Gli ingegneri hanno quindi stabilito che la migliore opzione sarebbe stata quella di riscaldare i propulsori prima di effettuare lo scambio con il sistema in uso, accendendo quei riscaldatori che erano stati ritenuti non essenziali. Nonostante tutti gli imprevisti risolti finora dagli ingegneri del JPL, la soluzione di quest’ultimo problema con i propulsori per il controllo dell’assetto, rimane in forte dubbio. Infatti, l’alimentazione elettrica della sonda è talmente bassa che accendere i riscaldatori non essenziali richiederebbe lo spegnimento di qualche altro sistema al fine, appunto, di fornire un adeguato apporto di energia elettrica ai suddetti riscaldatori e naturalmente tutti i sistemi attualmente in funzione sono ritenuti essenziali.
Dopo minuziose analisi, il JPL aveva inizialmente deciso di spegnere per un tempo limitato uno degli strumenti scientifici che è sempre stato in funzione. Lo spegnimento sarebbe dovuto durare per il tempo necessario all’operazione di riscaldamento, perché esisteva il rischio che questo strumento non potesse riattivarsi più. Ad ogni modo, dopo un ulteriore studio e una attenta programmazione, il team ingegneristico ha deciso che si sarebbe potuto spegnere uno dei riscaldatori principali della sonda per la durata di un’ora al massimo, liberando così energia per accendere i riscaldatori dei propulsori di assetto.

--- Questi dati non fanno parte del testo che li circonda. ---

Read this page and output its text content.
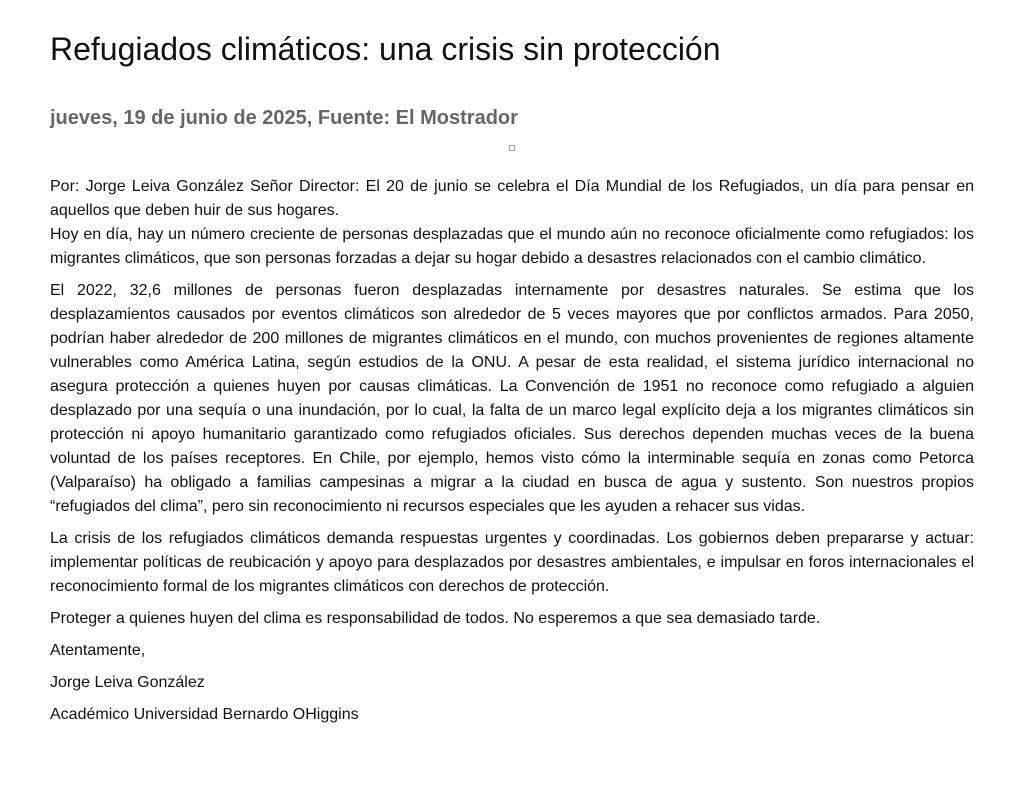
Refugiados climáticos: una crisis sin protección
jueves, 19 de junio de 2025, Fuente: El Mostrador

Por: Jorge Leiva González Señor Director: El 20 de junio se celebra el Día Mundial de los Refugiados, un día para pensar en aquellos que deben huir de sus hogares.

Hoy en día, hay un número creciente de personas desplazadas que el mundo aún no reconoce oficialmente como refugiados: los migrantes climáticos, que son personas forzadas a dejar su hogar debido a desastres relacionados con el cambio climático.

El 2022, 32,6 millones de personas fueron desplazadas internamente por desastres naturales. Se estima que los desplazamientos causados por eventos climáticos son alrededor de 5 veces mayores que por conflictos armados. Para 2050, podrían haber alrededor de 200 millones de migrantes climáticos en el mundo, con muchos provenientes de regiones altamente vulnerables como América Latina, según estudios de la ONU. A pesar de esta realidad, el sistema jurídico internacional no asegura protección a quienes huyen por causas climáticas. La Convención de 1951 no reconoce como refugiado a alguien desplazado por una sequía o una inundación, por lo cual, la falta de un marco legal explícito deja a los migrantes climáticos sin protección ni apoyo humanitario garantizado como refugiados oficiales. Sus derechos dependen muchas veces de la buena voluntad de los países receptores. En Chile, por ejemplo, hemos visto cómo la interminable sequía en zonas como Petorca (Valparaíso) ha obligado a familias campesinas a migrar a la ciudad en busca de agua y sustento. Son nuestros propios “refugiados del clima”, pero sin reconocimiento ni recursos especiales que les ayuden a rehacer sus vidas.

La crisis de los refugiados climáticos demanda respuestas urgentes y coordinadas. Los gobiernos deben prepararse y actuar: implementar políticas de reubicación y apoyo para desplazados por desastres ambientales, e impulsar en foros internacionales el reconocimiento formal de los migrantes climáticos con derechos de protección.

Proteger a quienes huyen del clima es responsabilidad de todos. No esperemos a que sea demasiado tarde.

Atentamente,

Jorge Leiva González

Académico Universidad Bernardo OHiggins
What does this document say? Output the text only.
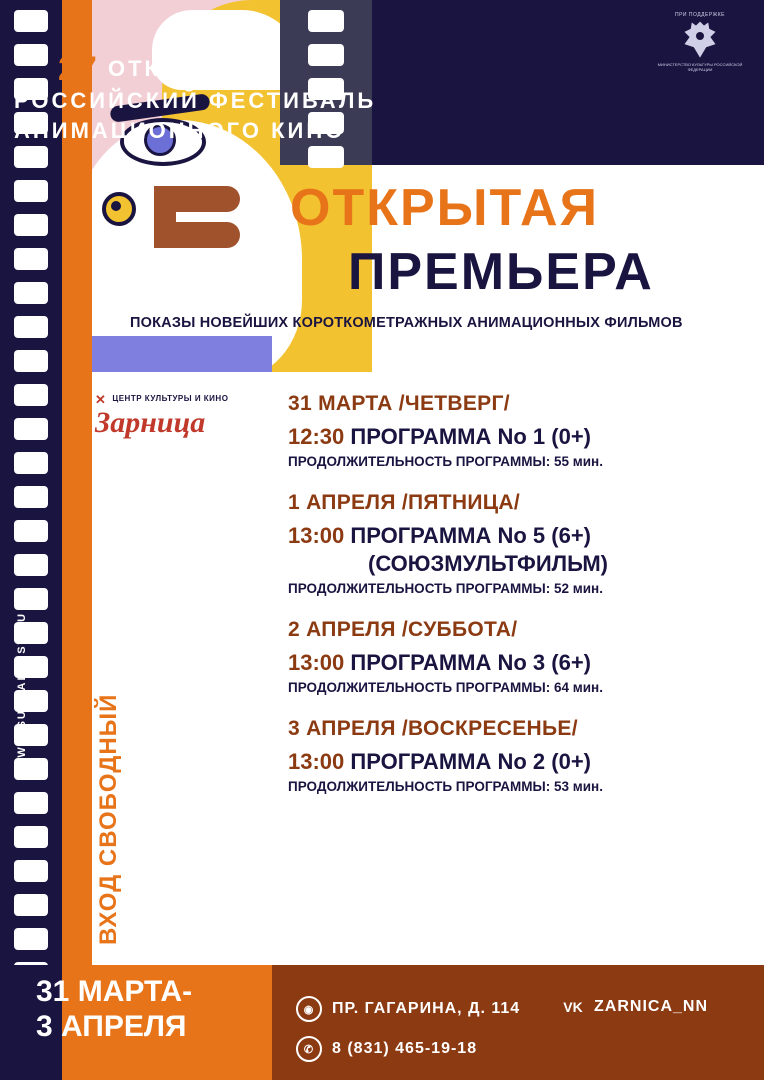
WWW.SUZDALFEST.RU
ВХОД СВОБОДНЫЙ
27 ОТКРЫТЫЙ
РОССИЙСКИЙ ФЕСТИВАЛЬ
АНИМАЦИОННОГО КИНО
ПРИ ПОДДЕРЖКЕ
МИНИСТЕРСТВО КУЛЬТУРЫ РОССИЙСКОЙ ФЕДЕРАЦИИ
ОТКРЫТАЯ
ПРЕМЬЕРА
ПОКАЗЫ НОВЕЙШИХ КОРОТКОМЕТРАЖНЫХ АНИМАЦИОННЫХ ФИЛЬМОВ
✕ ЦЕНТР КУЛЬТУРЫ И КИНО
Зарница
31 МАРТА /ЧЕТВЕРГ/
12:30 ПРОГРАММА No 1 (0+)
ПРОДОЛЖИТЕЛЬНОСТЬ ПРОГРАММЫ: 55 мин.
1 АПРЕЛЯ /ПЯТНИЦА/
13:00 ПРОГРАММА No 5 (6+)
(СОЮЗМУЛЬТФИЛЬМ)
ПРОДОЛЖИТЕЛЬНОСТЬ ПРОГРАММЫ: 52 мин.
2 АПРЕЛЯ /СУББОТА/
13:00 ПРОГРАММА No 3 (6+)
ПРОДОЛЖИТЕЛЬНОСТЬ ПРОГРАММЫ: 64 мин.
3 АПРЕЛЯ /ВОСКРЕСЕНЬЕ/
13:00 ПРОГРАММА No 2 (0+)
ПРОДОЛЖИТЕЛЬНОСТЬ ПРОГРАММЫ: 53 мин.
31 МАРТА-
3 АПРЕЛЯ	◉	ПР. ГАГАРИНА, Д. 114
✆	8 (831) 465-19-18
VK ZARNICA_NN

La procedura ha funzionato. Lo scorso 27 agosto, gli ingegneri del JPL hanno confermato che la linea dei propulsori d’assetto prescelta era tornata in funzione, e che stava aiutando Voyager 1 a mantenere il suo puntamento verso la Terra.
«Tutte le decisioni che dovremo prendere in futuro richiederanno molte più analisi e molta più cautela rispetto a quello che era necessario in passato» ha dichiarato Suzanne Dodd, manager del progetto Voyager del JPL della NASA.
Voyager 1 e Voyager 2 stanno esplorando lo spazio interstellare, ovvero la regione all’esterno della bolla di particelle e campi magnetici creati dal Sole, in una zona dove molto probabilmente nessun altro mezzo spaziale giungerà mai per parecchio tempo. Il team scientifico della missione continua a lavorare per mantenerne attiva la scienza, in modo tale da poter continuare a rivelare come è fatto l’ambiente interstellare.